Another protected area, but this time in the southeast of the country, in the departments of Madre de Dios and Cusco. Actually there are three areas besides the park: the reserved area, and the transition zone or Cultural. At the confluence of the Manu and Madre de Dios rivers, the exuberance of Manu is dazzling, with many areas still unexplored: it is none other than one of the most biodiverse regions in the world. In a single hectare of Manu National Park have been cataloged 250 species of trees.



A city where you can combine the visit to the jungle with family tourism. It is in the center-east of the country, in the Amazonian plain on the margin of the Ucayali River. Pucallpa is also an important city, attracting visitors oriented to ecological tourism, as well as cultural tourism. There are variety of options for activities in nature.


4. For its variety of microclimates.

Because only one imagines heat and rain in the jungle, the variety of landscapes and geographical features in the Peruvian Jungle make it a varied destination even with the weather. While the high forest has high altitude rainforests with somewhat lower temperatures, moving away from the mountains becomes a very warm and humid tropical forest crossed by numerous rivers.

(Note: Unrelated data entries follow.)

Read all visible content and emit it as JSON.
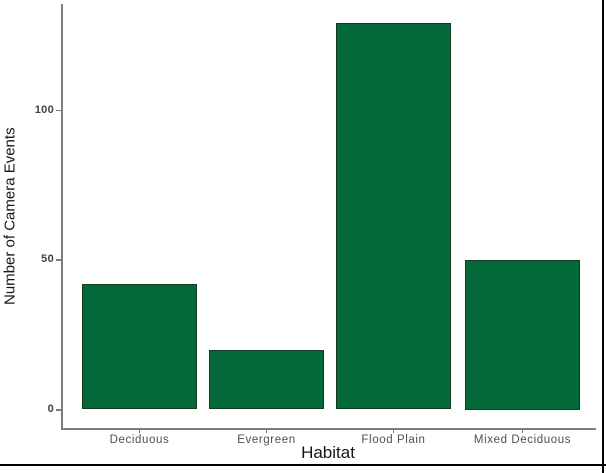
{
  "chart_data": {
    "type": "bar",
    "title": "",
    "categories": [
      "Deciduous",
      "Evergreen",
      "Flood Plain",
      "Mixed Deciduous"
    ],
    "values": [
      42,
      20,
      129,
      50
    ],
    "xlabel": "Habitat",
    "ylabel": "Number of Camera Events",
    "yticks": [
      0,
      50,
      100
    ],
    "ylim": [
      0,
      135
    ],
    "grid": false,
    "legend": "none",
    "bar_fill_color": "#036938",
    "bar_border_color": "#123c20",
    "axis_line_color": "#7d7d7d",
    "tick_label_color": "#424242",
    "category_label_color": "#4f4f4f",
    "frame_border_color": "#000000",
    "background_color": "#ffffff"
  }
}
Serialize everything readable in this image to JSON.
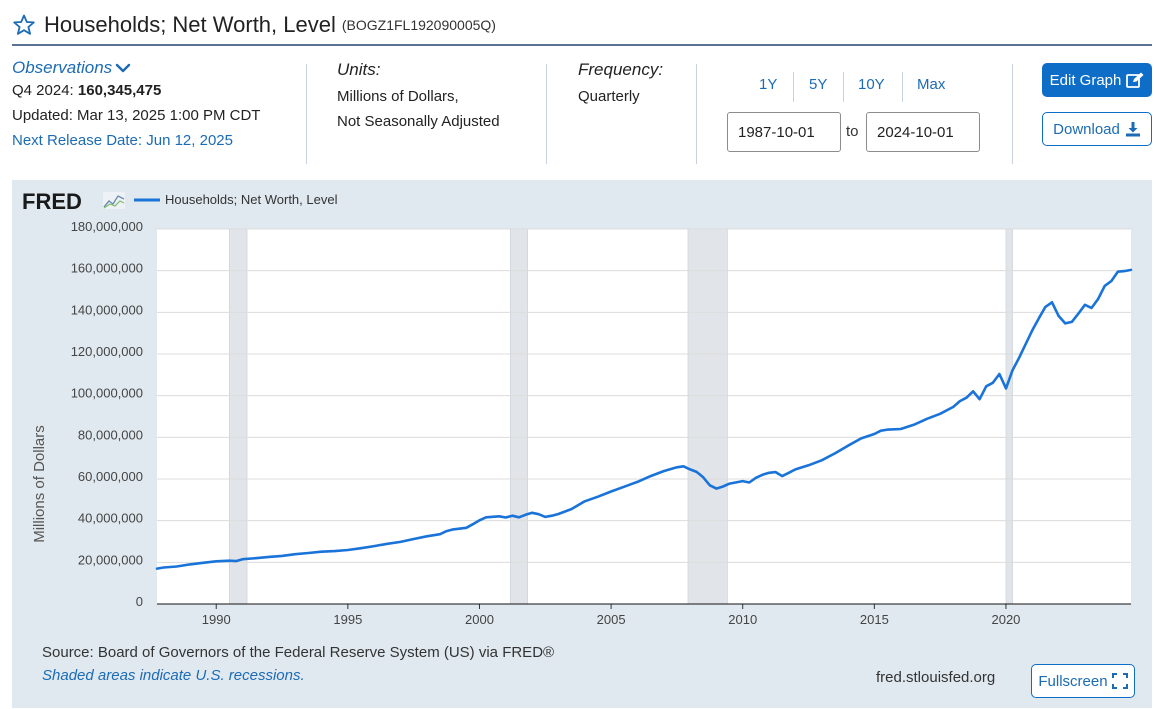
{
  "header": {
    "title": "Households; Net Worth, Level",
    "series_id": "(BOGZ1FL192090005Q)"
  },
  "observations": {
    "label": "Observations",
    "period": "Q4 2024:",
    "value": "160,345,475",
    "updated": "Updated: Mar 13, 2025 1:00 PM CDT",
    "next_release": "Next Release Date: Jun 12, 2025"
  },
  "units": {
    "heading": "Units:",
    "line1": "Millions of Dollars,",
    "line2": "Not Seasonally Adjusted"
  },
  "frequency": {
    "heading": "Frequency:",
    "value": "Quarterly"
  },
  "range": {
    "buttons": [
      "1Y",
      "5Y",
      "10Y",
      "Max"
    ],
    "start": "1987-10-01",
    "to": "to",
    "end": "2024-10-01"
  },
  "actions": {
    "edit_graph": "Edit Graph",
    "download": "Download",
    "fullscreen": "Fullscreen"
  },
  "footer": {
    "source": "Source: Board of Governors of the Federal Reserve System (US) via FRED®",
    "shaded": "Shaded areas indicate U.S. recessions.",
    "site": "fred.stlouisfed.org"
  },
  "colors": {
    "accent": "#0e6dc7",
    "series": "#1a73d8",
    "panel": "#e1e9f0",
    "recession": "#e1e5e9"
  },
  "chart_data": {
    "type": "line",
    "logo": "FRED",
    "legend_label": "Households; Net Worth, Level",
    "ylabel": "Millions of Dollars",
    "xlim": [
      1987.75,
      2024.75
    ],
    "ylim": [
      0,
      180000000
    ],
    "yticks": [
      0,
      20000000,
      40000000,
      60000000,
      80000000,
      100000000,
      120000000,
      140000000,
      160000000,
      180000000
    ],
    "ytick_labels": [
      "0",
      "20,000,000",
      "40,000,000",
      "60,000,000",
      "80,000,000",
      "100,000,000",
      "120,000,000",
      "140,000,000",
      "160,000,000",
      "180,000,000"
    ],
    "xticks": [
      1990,
      1995,
      2000,
      2005,
      2010,
      2015,
      2020
    ],
    "xtick_labels": [
      "1990",
      "1995",
      "2000",
      "2005",
      "2010",
      "2015",
      "2020"
    ],
    "grid": "horizontal",
    "legend_position": "top-left",
    "recessions": [
      [
        1990.5,
        1991.17
      ],
      [
        2001.17,
        2001.83
      ],
      [
        2007.92,
        2009.42
      ],
      [
        2020.0,
        2020.25
      ]
    ],
    "series": [
      {
        "name": "Households; Net Worth, Level",
        "x": [
          1987.75,
          1988.0,
          1988.5,
          1989.0,
          1989.5,
          1990.0,
          1990.5,
          1990.75,
          1991.0,
          1991.5,
          1992.0,
          1992.5,
          1993.0,
          1993.5,
          1994.0,
          1994.5,
          1995.0,
          1995.5,
          1996.0,
          1996.5,
          1997.0,
          1997.5,
          1998.0,
          1998.5,
          1998.75,
          1999.0,
          1999.5,
          1999.75,
          2000.0,
          2000.25,
          2000.75,
          2001.0,
          2001.25,
          2001.5,
          2001.75,
          2002.0,
          2002.25,
          2002.5,
          2002.75,
          2003.0,
          2003.5,
          2004.0,
          2004.5,
          2005.0,
          2005.5,
          2006.0,
          2006.5,
          2007.0,
          2007.5,
          2007.75,
          2008.0,
          2008.25,
          2008.5,
          2008.75,
          2009.0,
          2009.25,
          2009.5,
          2010.0,
          2010.25,
          2010.5,
          2010.75,
          2011.0,
          2011.25,
          2011.5,
          2011.75,
          2012.0,
          2012.5,
          2013.0,
          2013.5,
          2014.0,
          2014.5,
          2015.0,
          2015.25,
          2015.5,
          2016.0,
          2016.5,
          2017.0,
          2017.5,
          2018.0,
          2018.25,
          2018.5,
          2018.75,
          2019.0,
          2019.25,
          2019.5,
          2019.75,
          2020.0,
          2020.25,
          2020.5,
          2020.75,
          2021.0,
          2021.25,
          2021.5,
          2021.75,
          2022.0,
          2022.25,
          2022.5,
          2022.75,
          2023.0,
          2023.25,
          2023.5,
          2023.75,
          2024.0,
          2024.25,
          2024.5,
          2024.75
        ],
        "values": [
          17000000,
          17500000,
          18000000,
          19000000,
          19800000,
          20500000,
          20800000,
          20600000,
          21500000,
          22000000,
          22600000,
          23100000,
          23900000,
          24500000,
          25100000,
          25400000,
          25900000,
          26800000,
          27800000,
          28900000,
          29800000,
          31200000,
          32500000,
          33500000,
          35000000,
          35800000,
          36600000,
          38300000,
          40200000,
          41600000,
          42100000,
          41500000,
          42400000,
          41600000,
          42800000,
          43800000,
          43100000,
          41800000,
          42400000,
          43200000,
          45600000,
          49300000,
          51500000,
          54000000,
          56300000,
          58600000,
          61400000,
          63800000,
          65600000,
          66100000,
          64600000,
          63400000,
          60800000,
          57000000,
          55400000,
          56400000,
          57800000,
          59000000,
          58300000,
          60600000,
          62000000,
          63000000,
          63300000,
          61400000,
          63000000,
          64600000,
          66600000,
          69000000,
          72300000,
          76000000,
          79500000,
          81600000,
          83200000,
          83700000,
          84000000,
          86000000,
          88900000,
          91300000,
          94600000,
          97400000,
          99000000,
          102100000,
          98300000,
          104500000,
          106200000,
          110400000,
          103500000,
          112200000,
          118200000,
          124800000,
          131400000,
          137200000,
          142600000,
          144800000,
          138300000,
          134700000,
          135400000,
          139400000,
          143600000,
          142100000,
          146400000,
          152700000,
          155000000,
          159500000,
          159800000,
          160345475
        ]
      }
    ]
  }
}
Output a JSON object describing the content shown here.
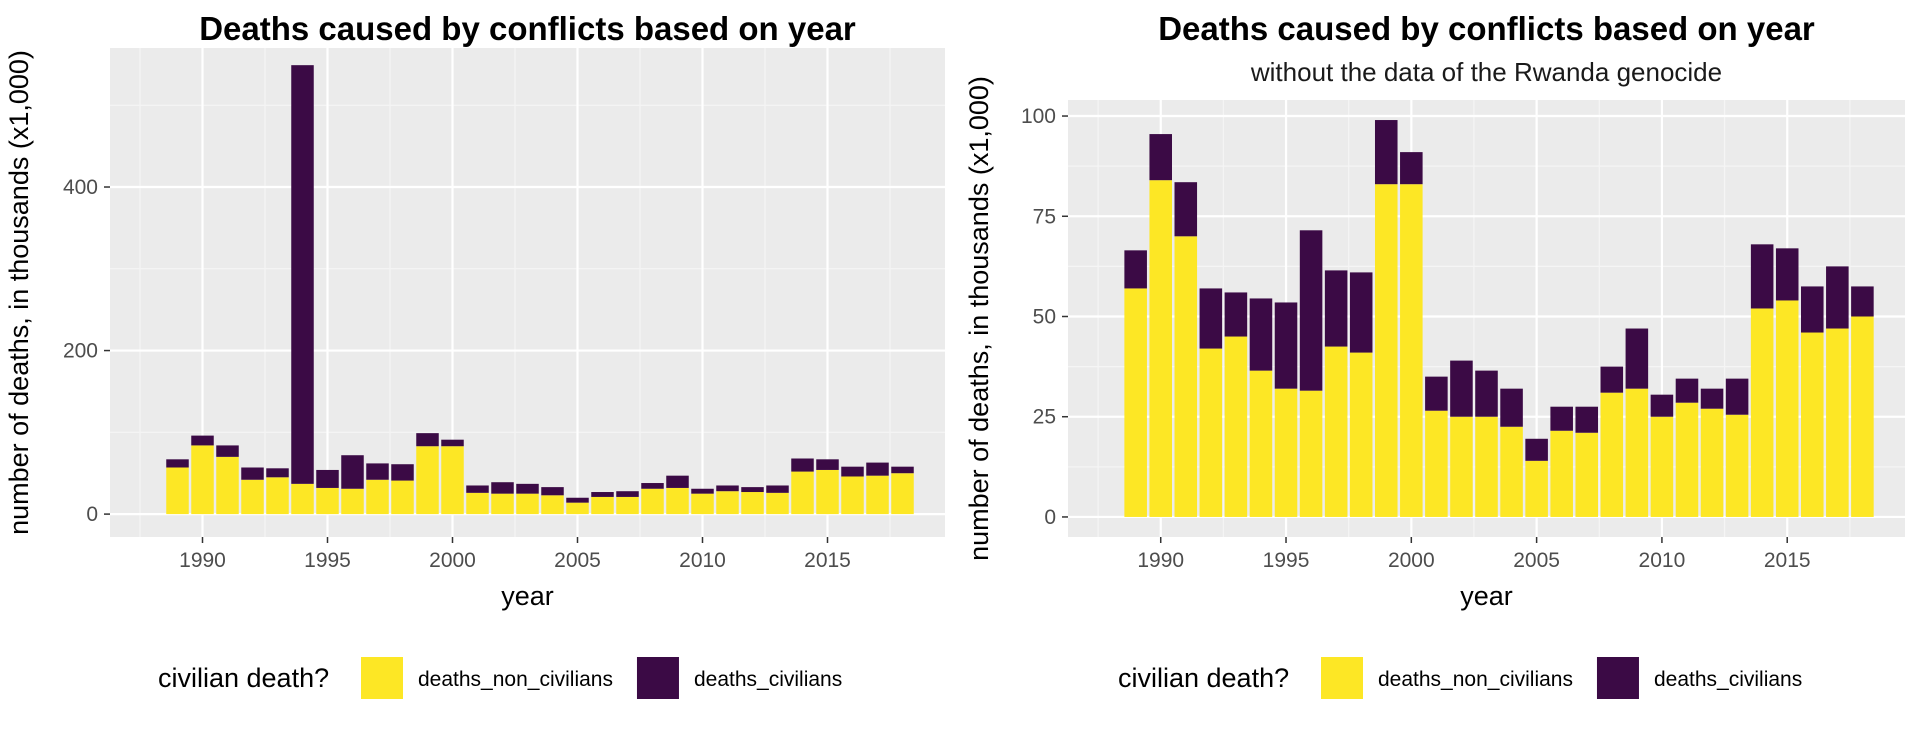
{
  "colors": {
    "panel_background": "#ebebeb",
    "grid_major": "#ffffff",
    "grid_minor": "#f5f5f5",
    "deaths_non_civilians": "#fde725",
    "deaths_civilians": "#3b0a45",
    "tick_color": "#333333"
  },
  "chart_data": [
    {
      "type": "bar",
      "stacked": true,
      "title": "Deaths caused by conflicts based on year",
      "subtitle": "",
      "xlabel": "year",
      "ylabel": "number of deaths, in thousands (x1,000)",
      "x": [
        1989,
        1990,
        1991,
        1992,
        1993,
        1994,
        1995,
        1996,
        1997,
        1998,
        1999,
        2000,
        2001,
        2002,
        2003,
        2004,
        2005,
        2006,
        2007,
        2008,
        2009,
        2010,
        2011,
        2012,
        2013,
        2014,
        2015,
        2016,
        2017,
        2018
      ],
      "xlim": [
        1986.3,
        2019.7
      ],
      "xticks": [
        1990,
        1995,
        2000,
        2005,
        2010,
        2015
      ],
      "ylim": [
        -28,
        570
      ],
      "yticks": [
        0,
        200,
        400
      ],
      "grid": true,
      "legend_position": "bottom",
      "legend_title": "civilian death?",
      "series": [
        {
          "name": "deaths_non_civilians",
          "values": [
            57,
            84,
            70,
            42,
            45,
            37,
            32,
            31,
            42,
            41,
            83,
            83,
            26,
            25,
            25,
            23,
            14,
            21,
            21,
            31,
            32,
            25,
            28,
            27,
            26,
            52,
            54,
            46,
            47,
            50
          ]
        },
        {
          "name": "deaths_civilians",
          "values": [
            10,
            12,
            14,
            15,
            11,
            512,
            22,
            41,
            20,
            20,
            16,
            8,
            9,
            14,
            12,
            10,
            6,
            6,
            7,
            7,
            15,
            6,
            7,
            6,
            9,
            16,
            13,
            12,
            16,
            8
          ]
        }
      ]
    },
    {
      "type": "bar",
      "stacked": true,
      "title": "Deaths caused by conflicts based on year",
      "subtitle": "without the data of the Rwanda genocide",
      "xlabel": "year",
      "ylabel": "number of deaths, in thousands (x1,000)",
      "x": [
        1989,
        1990,
        1991,
        1992,
        1993,
        1994,
        1995,
        1996,
        1997,
        1998,
        1999,
        2000,
        2001,
        2002,
        2003,
        2004,
        2005,
        2006,
        2007,
        2008,
        2009,
        2010,
        2011,
        2012,
        2013,
        2014,
        2015,
        2016,
        2017,
        2018
      ],
      "xlim": [
        1986.3,
        2019.7
      ],
      "xticks": [
        1990,
        1995,
        2000,
        2005,
        2010,
        2015
      ],
      "ylim": [
        -5,
        104
      ],
      "yticks": [
        0,
        25,
        50,
        75,
        100
      ],
      "grid": true,
      "legend_position": "bottom",
      "legend_title": "civilian death?",
      "series": [
        {
          "name": "deaths_non_civilians",
          "values": [
            57,
            84,
            70,
            42,
            45,
            36.5,
            32,
            31.5,
            42.5,
            41,
            83,
            83,
            26.5,
            25,
            25,
            22.5,
            14,
            21.5,
            21,
            31,
            32,
            25,
            28.5,
            27,
            25.5,
            52,
            54,
            46,
            47,
            50
          ]
        },
        {
          "name": "deaths_civilians",
          "values": [
            9.5,
            11.5,
            13.5,
            15,
            11,
            18,
            21.5,
            40,
            19,
            20,
            16,
            8,
            8.5,
            14,
            11.5,
            9.5,
            5.5,
            6,
            6.5,
            6.5,
            15,
            5.5,
            6,
            5,
            9,
            16,
            13,
            11.5,
            15.5,
            7.5
          ]
        }
      ]
    }
  ]
}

5. Because it has more than one tourist attraction.

In places like Chachapoyas there are areas of the city of colonial charm and very picturesque. There are also archaeological sites and fortresses such as Kuélap, called “the Machu Picchu of the north”, built by the culture of the Chachapoyas, an ethnic group that knew how to resist the Inca Empire. Or, there are small gems of nature such as the Gocta waterfall, discovered only in 2005 as one of the highest waterfalls in the world.